Buon anno, Taranto
Ho due mari. Due anime. Forse mille. Un cuore che palpita troppo o troppo poco. Irregolare come il battito di chi non sa dosare bene le energie. Sono una madre che sta diventando orfana dei propri figli. Una creatura immobile, incapace di staccarsi dal suo male più grande, perché senza non riesce a vivere. Per decenni, ho sepolto con polvere malata uomini, donne, bambini. Eppure, tra i miei figli, in tanti (ma non abbastanza) hanno scelto di ribellarsi, di sbattere i pugni sul tavolo e urlare la loro indignazione. Molti hanno dovuto morire. Altri hanno smesso di voltare le spalle davanti allo scempio della mia terra, della mia aria, del mio cielo. A loro ho chiesto di amarmi, proteggermi, concedermi un altro respiro. Far sì che tutti conoscano ciò che più mi appartiene: venti, maree, sorgenti di acqua dolce nel bel mezzo di un mare salato.
Per un giorno ho visto sessantamila persone cantare insieme per riprendersi i diritti negati e non sottostare più ai ricatti di padroni privi di scrupoli e coscienza. Ma un solo giorno non basta. Ce ne vorranno altri. Ed altri ancora. Diversi o uguali a quello. Giorni non solo protesi a rallentare una discesa, ma orientati a favorire una risalita. La risalita.

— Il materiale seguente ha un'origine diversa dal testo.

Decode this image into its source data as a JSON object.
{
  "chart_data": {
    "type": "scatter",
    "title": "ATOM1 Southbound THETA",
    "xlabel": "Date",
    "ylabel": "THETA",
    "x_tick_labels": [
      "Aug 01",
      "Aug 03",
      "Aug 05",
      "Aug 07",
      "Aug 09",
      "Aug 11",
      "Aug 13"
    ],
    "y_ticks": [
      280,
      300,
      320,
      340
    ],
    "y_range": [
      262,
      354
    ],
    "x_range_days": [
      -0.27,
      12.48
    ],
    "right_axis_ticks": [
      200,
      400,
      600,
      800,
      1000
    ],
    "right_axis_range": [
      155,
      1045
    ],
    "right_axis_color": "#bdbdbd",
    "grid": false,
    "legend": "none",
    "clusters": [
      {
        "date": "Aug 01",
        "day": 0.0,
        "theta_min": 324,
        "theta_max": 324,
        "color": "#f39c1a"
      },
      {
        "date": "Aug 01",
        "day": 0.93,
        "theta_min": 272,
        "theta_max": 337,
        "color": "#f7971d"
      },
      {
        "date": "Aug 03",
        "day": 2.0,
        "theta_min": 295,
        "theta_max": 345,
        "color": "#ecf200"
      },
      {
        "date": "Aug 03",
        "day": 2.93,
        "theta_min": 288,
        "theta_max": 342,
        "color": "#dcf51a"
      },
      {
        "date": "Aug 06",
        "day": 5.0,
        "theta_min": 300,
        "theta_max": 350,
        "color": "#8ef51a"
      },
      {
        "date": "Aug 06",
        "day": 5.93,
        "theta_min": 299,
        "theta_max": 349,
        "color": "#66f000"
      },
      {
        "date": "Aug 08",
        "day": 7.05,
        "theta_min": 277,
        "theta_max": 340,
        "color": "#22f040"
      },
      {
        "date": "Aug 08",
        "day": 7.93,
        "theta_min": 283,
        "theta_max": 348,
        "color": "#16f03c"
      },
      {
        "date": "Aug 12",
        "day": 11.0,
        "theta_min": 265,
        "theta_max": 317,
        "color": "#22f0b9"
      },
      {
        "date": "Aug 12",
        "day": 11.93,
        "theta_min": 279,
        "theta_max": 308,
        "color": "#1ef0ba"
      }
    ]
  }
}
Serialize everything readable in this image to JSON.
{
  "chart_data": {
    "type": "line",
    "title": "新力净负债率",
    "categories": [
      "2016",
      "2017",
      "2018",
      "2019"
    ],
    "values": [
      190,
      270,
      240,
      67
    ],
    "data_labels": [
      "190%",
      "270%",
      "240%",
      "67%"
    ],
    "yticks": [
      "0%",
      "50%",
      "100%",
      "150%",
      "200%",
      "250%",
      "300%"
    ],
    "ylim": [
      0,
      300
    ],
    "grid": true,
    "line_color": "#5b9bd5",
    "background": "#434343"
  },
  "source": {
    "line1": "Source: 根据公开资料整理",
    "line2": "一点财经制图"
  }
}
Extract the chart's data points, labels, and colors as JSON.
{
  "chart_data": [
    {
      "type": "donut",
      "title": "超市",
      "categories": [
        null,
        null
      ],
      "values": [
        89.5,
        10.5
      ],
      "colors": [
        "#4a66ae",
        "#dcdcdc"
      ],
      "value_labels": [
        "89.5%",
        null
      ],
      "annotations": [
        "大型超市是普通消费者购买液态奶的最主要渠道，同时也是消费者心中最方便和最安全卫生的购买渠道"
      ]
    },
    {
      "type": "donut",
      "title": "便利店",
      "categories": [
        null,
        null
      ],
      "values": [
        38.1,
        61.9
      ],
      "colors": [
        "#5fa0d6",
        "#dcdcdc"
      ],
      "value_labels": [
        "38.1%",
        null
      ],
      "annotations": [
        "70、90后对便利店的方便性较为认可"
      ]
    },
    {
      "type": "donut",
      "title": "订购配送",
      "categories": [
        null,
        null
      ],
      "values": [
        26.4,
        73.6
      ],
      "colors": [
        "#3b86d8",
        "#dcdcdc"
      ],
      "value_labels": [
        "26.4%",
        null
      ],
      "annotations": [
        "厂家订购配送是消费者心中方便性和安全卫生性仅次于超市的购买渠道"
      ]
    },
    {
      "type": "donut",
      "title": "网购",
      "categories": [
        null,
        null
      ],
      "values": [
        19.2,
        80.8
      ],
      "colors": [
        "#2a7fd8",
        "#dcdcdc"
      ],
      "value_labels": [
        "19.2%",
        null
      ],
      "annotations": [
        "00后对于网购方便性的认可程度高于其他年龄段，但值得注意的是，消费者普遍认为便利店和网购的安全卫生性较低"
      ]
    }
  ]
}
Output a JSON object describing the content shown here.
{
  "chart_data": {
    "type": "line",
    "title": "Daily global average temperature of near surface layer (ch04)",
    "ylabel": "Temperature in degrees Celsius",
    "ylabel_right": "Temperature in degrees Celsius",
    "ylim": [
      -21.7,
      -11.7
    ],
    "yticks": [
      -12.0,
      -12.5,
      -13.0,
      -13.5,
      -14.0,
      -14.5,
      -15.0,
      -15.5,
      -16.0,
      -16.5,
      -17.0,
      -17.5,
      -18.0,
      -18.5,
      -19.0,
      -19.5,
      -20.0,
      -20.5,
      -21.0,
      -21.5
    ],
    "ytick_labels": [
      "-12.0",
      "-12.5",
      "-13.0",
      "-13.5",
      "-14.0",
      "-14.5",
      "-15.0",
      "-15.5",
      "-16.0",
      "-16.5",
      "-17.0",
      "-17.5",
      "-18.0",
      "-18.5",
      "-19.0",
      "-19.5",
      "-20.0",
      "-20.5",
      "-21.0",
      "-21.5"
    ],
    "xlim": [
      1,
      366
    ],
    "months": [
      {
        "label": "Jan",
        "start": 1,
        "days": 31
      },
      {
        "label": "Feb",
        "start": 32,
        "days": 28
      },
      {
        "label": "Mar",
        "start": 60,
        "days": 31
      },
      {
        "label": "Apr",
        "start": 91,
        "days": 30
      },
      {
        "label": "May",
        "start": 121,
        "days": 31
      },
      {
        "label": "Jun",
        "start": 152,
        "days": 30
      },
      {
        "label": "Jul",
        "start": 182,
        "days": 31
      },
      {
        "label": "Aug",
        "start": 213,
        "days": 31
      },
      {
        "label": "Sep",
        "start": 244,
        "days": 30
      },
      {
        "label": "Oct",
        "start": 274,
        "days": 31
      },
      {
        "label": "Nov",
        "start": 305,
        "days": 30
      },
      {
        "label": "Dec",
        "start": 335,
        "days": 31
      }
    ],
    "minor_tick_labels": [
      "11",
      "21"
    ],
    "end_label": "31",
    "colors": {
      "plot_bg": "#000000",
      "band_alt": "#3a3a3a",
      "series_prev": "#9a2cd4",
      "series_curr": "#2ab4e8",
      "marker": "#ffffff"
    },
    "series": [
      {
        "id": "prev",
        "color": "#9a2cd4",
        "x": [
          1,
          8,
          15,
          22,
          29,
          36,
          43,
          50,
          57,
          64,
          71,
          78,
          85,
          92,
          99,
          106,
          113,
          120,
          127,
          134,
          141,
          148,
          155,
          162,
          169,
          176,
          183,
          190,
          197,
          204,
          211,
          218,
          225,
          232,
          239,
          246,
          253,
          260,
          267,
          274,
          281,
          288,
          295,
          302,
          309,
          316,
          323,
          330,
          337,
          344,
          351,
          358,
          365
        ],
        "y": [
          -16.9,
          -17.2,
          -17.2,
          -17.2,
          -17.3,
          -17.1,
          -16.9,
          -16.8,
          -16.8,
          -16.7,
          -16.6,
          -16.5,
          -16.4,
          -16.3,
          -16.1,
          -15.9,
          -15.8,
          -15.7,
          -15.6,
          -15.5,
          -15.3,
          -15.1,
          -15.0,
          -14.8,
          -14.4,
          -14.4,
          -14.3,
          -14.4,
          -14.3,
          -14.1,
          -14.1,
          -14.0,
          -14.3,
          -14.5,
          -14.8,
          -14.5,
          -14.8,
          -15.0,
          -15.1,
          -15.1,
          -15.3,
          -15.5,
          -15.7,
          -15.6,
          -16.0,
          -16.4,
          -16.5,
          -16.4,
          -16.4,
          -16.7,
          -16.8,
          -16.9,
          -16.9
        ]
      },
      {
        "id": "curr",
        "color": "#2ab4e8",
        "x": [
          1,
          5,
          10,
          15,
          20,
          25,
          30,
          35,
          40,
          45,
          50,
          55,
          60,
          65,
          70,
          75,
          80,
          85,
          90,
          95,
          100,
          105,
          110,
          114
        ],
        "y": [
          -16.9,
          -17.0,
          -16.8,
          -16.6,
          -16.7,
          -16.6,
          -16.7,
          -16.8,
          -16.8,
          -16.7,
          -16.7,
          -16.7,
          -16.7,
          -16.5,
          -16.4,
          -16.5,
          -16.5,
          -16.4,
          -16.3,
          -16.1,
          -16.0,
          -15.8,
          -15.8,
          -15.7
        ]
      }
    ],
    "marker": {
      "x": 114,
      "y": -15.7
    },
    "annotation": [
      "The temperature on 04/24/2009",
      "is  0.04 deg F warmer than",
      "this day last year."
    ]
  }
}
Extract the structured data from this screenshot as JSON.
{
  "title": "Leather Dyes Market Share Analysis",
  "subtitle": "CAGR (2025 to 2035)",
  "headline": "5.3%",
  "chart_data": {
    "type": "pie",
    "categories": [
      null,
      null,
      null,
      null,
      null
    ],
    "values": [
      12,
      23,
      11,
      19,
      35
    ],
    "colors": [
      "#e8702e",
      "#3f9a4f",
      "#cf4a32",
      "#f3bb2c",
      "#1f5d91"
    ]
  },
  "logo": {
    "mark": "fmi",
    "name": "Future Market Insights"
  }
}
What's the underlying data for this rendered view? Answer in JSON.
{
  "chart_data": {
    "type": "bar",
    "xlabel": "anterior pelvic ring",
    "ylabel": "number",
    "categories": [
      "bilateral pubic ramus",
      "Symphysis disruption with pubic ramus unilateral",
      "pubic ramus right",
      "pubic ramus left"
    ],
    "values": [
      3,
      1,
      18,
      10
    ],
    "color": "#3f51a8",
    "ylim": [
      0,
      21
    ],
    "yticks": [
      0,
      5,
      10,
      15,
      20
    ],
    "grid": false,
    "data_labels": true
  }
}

Giorni non più dedicati a raccogliere le macerie di una Città Vecchia che frana nell’incuria. Giorni di menti aperte e braccia giovani, armate di vanga e rastrello, pronte a spazzare via il degrado dei quartieri e a riappropriarsi degli spazi abbandonati. Giorni di ostinazione e grinta, spesi alla ricerca di alternative alla grande industria inquinante. Giorni non rassegnati a scelte calate dall’alto che salvano una fabbrica e inchiodano la mia anima. Desidero che il 2014 sia pieno di questi giorni. Nulla dovrà essere off limits per il coraggio e la speranza. Lo dico ai miei figli con la schiena dritta. A tutti quelli che hanno deciso di permettersi un futuro che segnato (forse) ancora non è.